I’ve often wondered why actors don’t just retire after starring in a high-grossing film. Presumably, they have more than enough money to do whatever they want for the rest of their lives, so what makes them turn away from a life of comfort? Is it fear of boredom? Is it ambition, or the desire for money or fame? Or is it the human impulse to keep moving? At its heart, Alejandro Gonzalez Inarritu’s Birdman is an answer to these questions, a two hour testament to not taking the easy way out.
Birdman follows Michael Keaton, playing a fictionalized version of himself: A washed-up actor most famous for playing a winged superhero in the early ’90s—Batman is changed to Birdman, presumably for legal reasons—following him through the days leading up to the premiere of the Broadway play that he’s writing, directing, and starring in. He has to contend with a co-star who’s brilliant, but difficult to work with (Edward Norton), a daughter just out of rehab (Emma Stone), and a critic from the New York Times threatening to lambaste his play. On top of that, he has to deal with the fact that if his play fails, his career is basically over.
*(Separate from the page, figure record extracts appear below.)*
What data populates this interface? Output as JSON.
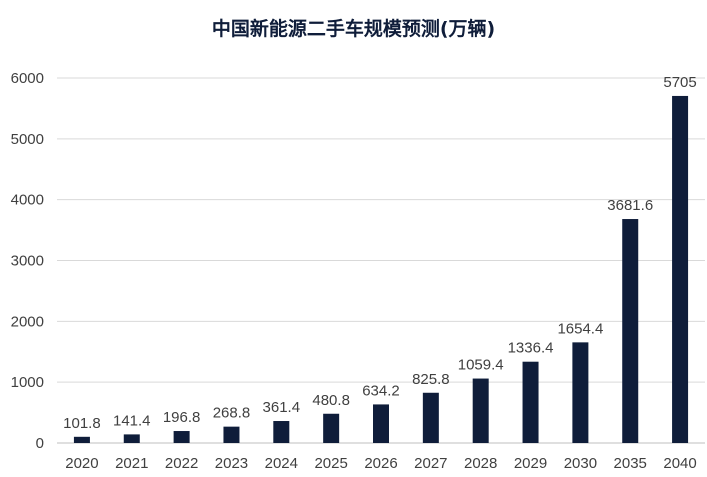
{
  "chart_data": {
    "type": "bar",
    "title": "中国新能源二手车规模预测(万辆)",
    "xlabel": "",
    "ylabel": "",
    "categories": [
      "2020",
      "2021",
      "2022",
      "2023",
      "2024",
      "2025",
      "2026",
      "2027",
      "2028",
      "2029",
      "2030",
      "2035",
      "2040"
    ],
    "values": [
      101.8,
      141.4,
      196.8,
      268.8,
      361.4,
      480.8,
      634.2,
      825.8,
      1059.4,
      1336.4,
      1654.4,
      3681.6,
      5705
    ],
    "data_labels": [
      "101.8",
      "141.4",
      "196.8",
      "268.8",
      "361.4",
      "480.8",
      "634.2",
      "825.8",
      "1059.4",
      "1336.4",
      "1654.4",
      "3681.6",
      "5705"
    ],
    "ylim": [
      0,
      6000
    ],
    "yticks": [
      0,
      1000,
      2000,
      3000,
      4000,
      5000,
      6000
    ],
    "ytick_labels": [
      "0",
      "1000",
      "2000",
      "3000",
      "4000",
      "5000",
      "6000"
    ],
    "grid": true,
    "legend": "none",
    "bar_color": "#0f1d3a"
  }
}
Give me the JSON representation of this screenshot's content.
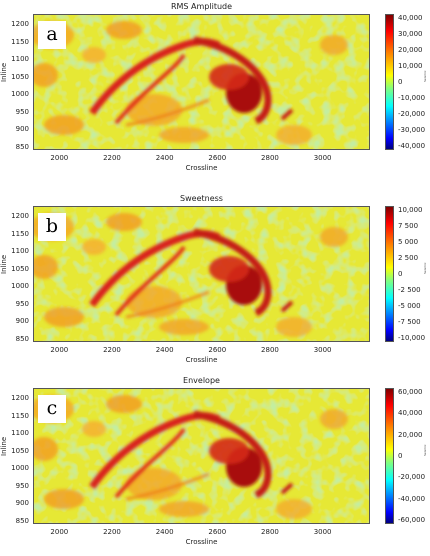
{
  "chart_data": [
    {
      "type": "heatmap",
      "letter": "a",
      "title": "RMS Amplitude",
      "xlabel": "Crossline",
      "ylabel": "Inline",
      "xticks": [
        "2000",
        "2200",
        "2400",
        "2600",
        "2800",
        "3000"
      ],
      "yticks": [
        "1200",
        "1150",
        "1100",
        "1050",
        "1000",
        "950",
        "900",
        "850"
      ],
      "colorbar_ticks": [
        "40,000",
        "30,000",
        "20,000",
        "10,000",
        "0",
        "-10,000",
        "-20,000",
        "-30,000",
        "-40,000"
      ],
      "colorbar_label": "Seismic",
      "colormap": "jet",
      "xlim": [
        1900,
        3180
      ],
      "ylim": [
        840,
        1230
      ],
      "clim": [
        -45000,
        45000
      ]
    },
    {
      "type": "heatmap",
      "letter": "b",
      "title": "Sweetness",
      "xlabel": "Crossline",
      "ylabel": "Inline",
      "xticks": [
        "2000",
        "2200",
        "2400",
        "2600",
        "2800",
        "3000"
      ],
      "yticks": [
        "1200",
        "1150",
        "1100",
        "1050",
        "1000",
        "950",
        "900",
        "850"
      ],
      "colorbar_ticks": [
        "10,000",
        "7 500",
        "5 000",
        "2 500",
        "0",
        "-2 500",
        "-5 000",
        "-7 500",
        "-10,000"
      ],
      "colorbar_label": "Seismic",
      "colormap": "jet",
      "xlim": [
        1900,
        3180
      ],
      "ylim": [
        840,
        1230
      ],
      "clim": [
        -10500,
        10500
      ]
    },
    {
      "type": "heatmap",
      "letter": "c",
      "title": "Envelope",
      "xlabel": "Crossline",
      "ylabel": "Inline",
      "xticks": [
        "2000",
        "2200",
        "2400",
        "2600",
        "2800",
        "3000"
      ],
      "yticks": [
        "1200",
        "1150",
        "1100",
        "1050",
        "1000",
        "950",
        "900",
        "850"
      ],
      "colorbar_ticks": [
        "60,000",
        "40,000",
        "20,000",
        "0",
        "-20,000",
        "-40,000",
        "-60,000"
      ],
      "colorbar_label": "Seismic",
      "colormap": "jet",
      "xlim": [
        1900,
        3180
      ],
      "ylim": [
        840,
        1230
      ],
      "clim": [
        -68000,
        68000
      ]
    }
  ]
}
Keaton is outstanding here, and Birdman is in the running for the best work of his career. He throws everything he’s got at the audience, never afraid to get ugly or unlikable. He plays a narcissicist who nonetheless manages to win the audience over by gradually revealing a deeply human and relatable source for his pain. He’s someone who, above all, derives his sense of self-worth entirely from the judgments of others, and is therefore afraid that if his play fails, he’ll be forgotten—or worse, only remembered as Birdman. Every aspect of the film emanates from his skewed point of view, which is why every character acts not as how they actually are, but how he perceives them to be. It’s why the groveling voice of his Birdman character seems to magically speak to him, or how he may or may not be able to move objects with his mind; reality bends around him.
The supporting cast is also fantastic, elevating material that could ring false or sound hacky with less capable actors. Norton is the standout, giving us a strange blend of sincerity and bravado that frames him as the thematic antagonist. Stone plays a different type of character than she usually does, showing a shade of vulnerability that isn’t present in any of her other work. Zach Galifanakis, Naomi Watts, and Amy Ryan round out the cast, as the straight-man characters who have to deal with Keaton’s outbursts and insecurities.
The film is beautifully shot, capturing the exuberance and the immediacy of live theatre by keeping the camera constantly moving. Cinematographer Emmanuel Lubezki earns his keep, making the film look absolutely gorgeous, shooting in a dim light that makes everything look more intimate. Outdoor scenes seem to always take place at the time of day where the lights of New York City start to overpower the light of the sun. The camera swoops between subplots, gracefully drifting from the narrow hallways and exposed pipes of behind-the-scenes to the majesty of the open stage. This serves as a counterbalance for the score, which is almost entirely comprised of pounding, off-kilter drums and cymbals that ratchet the claustrophobia and suspense up even higher. The dialogue is pithy and vulgar, achieving the same effect as the score.
Though the decision to shoot the entire film as if it were one long contiguous take may seem gimmicky, it feels like this is the only type of filmmaking that can really do justice to the inherent excitement of live theatre. Everything is almost out of focus or just off-centre—you feel like it could all come crashing down at any moment, but it never does. Subplots begin and vanish without mention, characters are seemingly completely forgotten for large sections of the film, and yet none of that matters. Everything is simultaneously important and unimportant, flitting into and out of the periphery at a moment’s notice. This is not a film concerned with story structure or character development or even nuance. It’s asking, “What is happening right now?” and answering, “Everything.”